Review by Galactus21
"Attack my minions, attack!"
The Halo series has always utilized first person shooter game play mechanics. Halo Wars strays from that formula. Halo Wars is a real time strategy game. For the most part, it's a fun little detour from the shoot-em-up style game play that Halo has employed over the past decade. Ultimately however, Halo Wars isn't as deep as other games within the same genre. For what it is, Halo Wars is a fun game that provides a solid campaign and features. It also utilizes Halo's fictitious world rather nicely, as the storytelling helps fill the gap of the Halo universe.
Halo Wars, like other RTS I've played, allows you to build structures within your base that support your plans. This allows you to build your troop strength to combat enemies. Regarding this however, one thing that disappoints is the amount of buildings you can build. There are a predefined number of constricted slots that you can build buildings, such as a barrack or supply depot. You can upgrade and open more slots, but in the end there aren't that many. If you want more, you will have to find other bases to build more. Had the developers decided to allow a more open way of doing this, it would have worked better.
Halo Wars gives you the ability to manufacture vehicles, infantry, and aircrafts. As explained by the game, each of these types of troops has a weakness and strength against one another. During your time in creating your troops, you can also perform research that will give you greater ability, such as rpg capabilities for infantry or increasing the troop count from 30 to 40. Additionally, certain amount of buildings, such as multiple reactors is needed to manufacture certain vehicles of types of structures.
When it comes to the game play, it's a bit simplistic. This is especially true if you are a hardcore fan of RTS. One thing that I had the biggest problem was the selection of troops. There were 2 options. One was to select all units and the other is local units. This makes it hard to separate your troops into different squadrons or groupings. For example, if something is more effective against a type of troop, then you have no means of grouping it. This makes it difficult to formulate a strategy. For the most part, the game was fairly easy. I would create an army of vehicles, infantry, and a few aircrafts and would essentially finish the level. While this was fun, it took the strategic nature of RTS out of it.

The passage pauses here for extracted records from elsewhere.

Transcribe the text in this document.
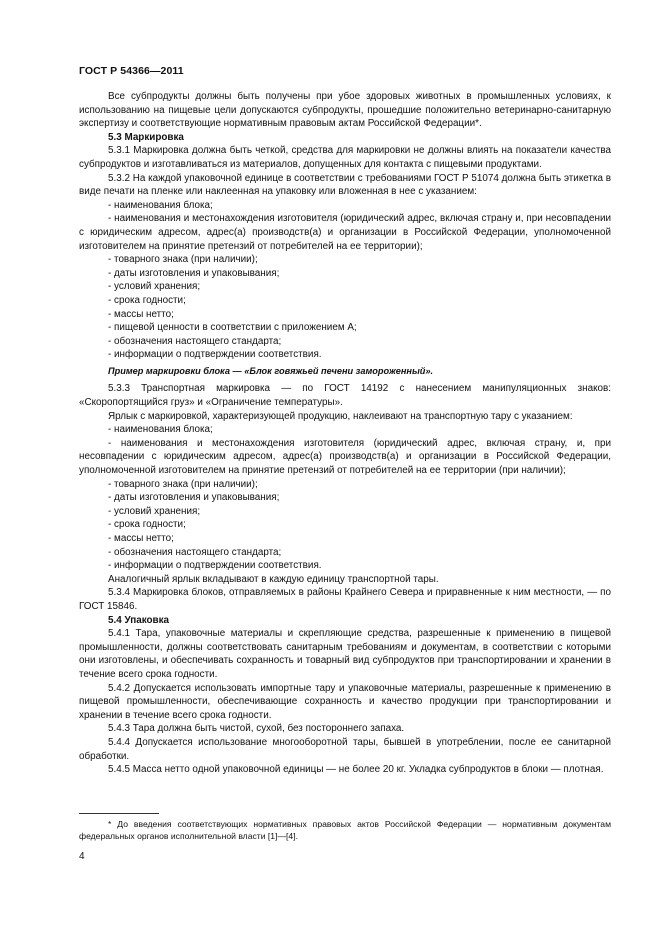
ГОСТ Р 54366—2011

Все субпродукты должны быть получены при убое здоровых животных в промышленных условиях, к использованию на пищевые цели допускаются субпродукты, прошедшие положительно ветеринарно-санитарную экспертизу и соответствующие нормативным правовым актам Российской Федерации*.

5.3 Маркировка

5.3.1 Маркировка должна быть четкой, средства для маркировки не должны влиять на показатели качества субпродуктов и изготавливаться из материалов, допущенных для контакта с пищевыми продуктами.

5.3.2 На каждой упаковочной единице в соответствии с требованиями ГОСТ Р 51074 должна быть этикетка в виде печати на пленке или наклеенная на упаковку или вложенная в нее с указанием:

- наименования блока;

- наименования и местонахождения изготовителя (юридический адрес, включая страну и, при несовпадении с юридическим адресом, адрес(а) производств(а) и организации в Российской Федерации, уполномоченной изготовителем на принятие претензий от потребителей на ее территории);

- товарного знака (при наличии);

- даты изготовления и упаковывания;

- условий хранения;

- срока годности;

- массы нетто;

- пищевой ценности в соответствии с приложением А;

- обозначения настоящего стандарта;

- информации о подтверждении соответствия.

Пример маркировки блока — «Блок говяжьей печени замороженный».

5.3.3 Транспортная маркировка — по ГОСТ 14192 с нанесением манипуляционных знаков: «Скоропортящийся груз» и «Ограничение температуры».

Ярлык с маркировкой, характеризующей продукцию, наклеивают на транспортную тару с указанием:

- наименования блока;

- наименования и местонахождения изготовителя (юридический адрес, включая страну, и, при несовпадении с юридическим адресом, адрес(а) производств(а) и организации в Российской Федерации, уполномоченной изготовителем на принятие претензий от потребителей на ее территории (при наличии);

- товарного знака (при наличии);

- даты изготовления и упаковывания;

- условий хранения;

- срока годности;

- массы нетто;

- обозначения настоящего стандарта;

- информации о подтверждении соответствия.

Аналогичный ярлык вкладывают в каждую единицу транспортной тары.

5.3.4 Маркировка блоков, отправляемых в районы Крайнего Севера и приравненные к ним местности, — по ГОСТ 15846.

5.4 Упаковка

5.4.1 Тара, упаковочные материалы и скрепляющие средства, разрешенные к применению в пищевой промышленности, должны соответствовать санитарным требованиям и документам, в соответствии с которыми они изготовлены, и обеспечивать сохранность и товарный вид субпродуктов при транспортировании и хранении в течение всего срока годности.

5.4.2 Допускается использовать импортные тару и упаковочные материалы, разрешенные к применению в пищевой промышленности, обеспечивающие сохранность и качество продукции при транспортировании и хранении в течение всего срока годности.

5.4.3 Тара должна быть чистой, сухой, без постороннего запаха.

5.4.4 Допускается использование многооборотной тары, бывшей в употреблении, после ее санитарной обработки.

5.4.5 Масса нетто одной упаковочной единицы — не более 20 кг. Укладка субпродуктов в блоки — плотная.

* До введения соответствующих нормативных правовых актов Российской Федерации — нормативным документам федеральных органов исполнительной власти [1]—[4].
4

During the fairly short campaign, you control human troops (these include cobras, Spartans, etc.). Each level usually last about 30 to 45 minutes. And for the most part, I enjoyed the campaign despite its shortcomings. During the campaign, you take control of the protagonist Sergeant Forge. He typically takes command of each mission. He and other Spartans also have the ability to regenerate. If they are hurt and down, walking a troop near them will revive them. The campaign also throws a nice variety of different missions to keep things fresh. Aside from the campaign, I also enjoyed the skirmish, which allows you to choose between humans and Covenant. You can select up to a 3 versus 3 matches, where your objective is to eliminate all enemies. This is quite a fun mode.
While the game is fairly short and a bit simplistic, I still enjoyed my time playing through it. I think the solid storytelling through its beautiful cinematic mixed with the sheer joy of sending a large amount of forces to wipe out your enemies make for some fun times. Now obviously the game would probably have been much more complex had it been on the PC, but where it stands on the Xbox 360, it's still a solid effort. Halo Wars is a solid addition the 360's library. At this point in time, Halo Wars should be fairly cheap, so it is definitely worth checking out.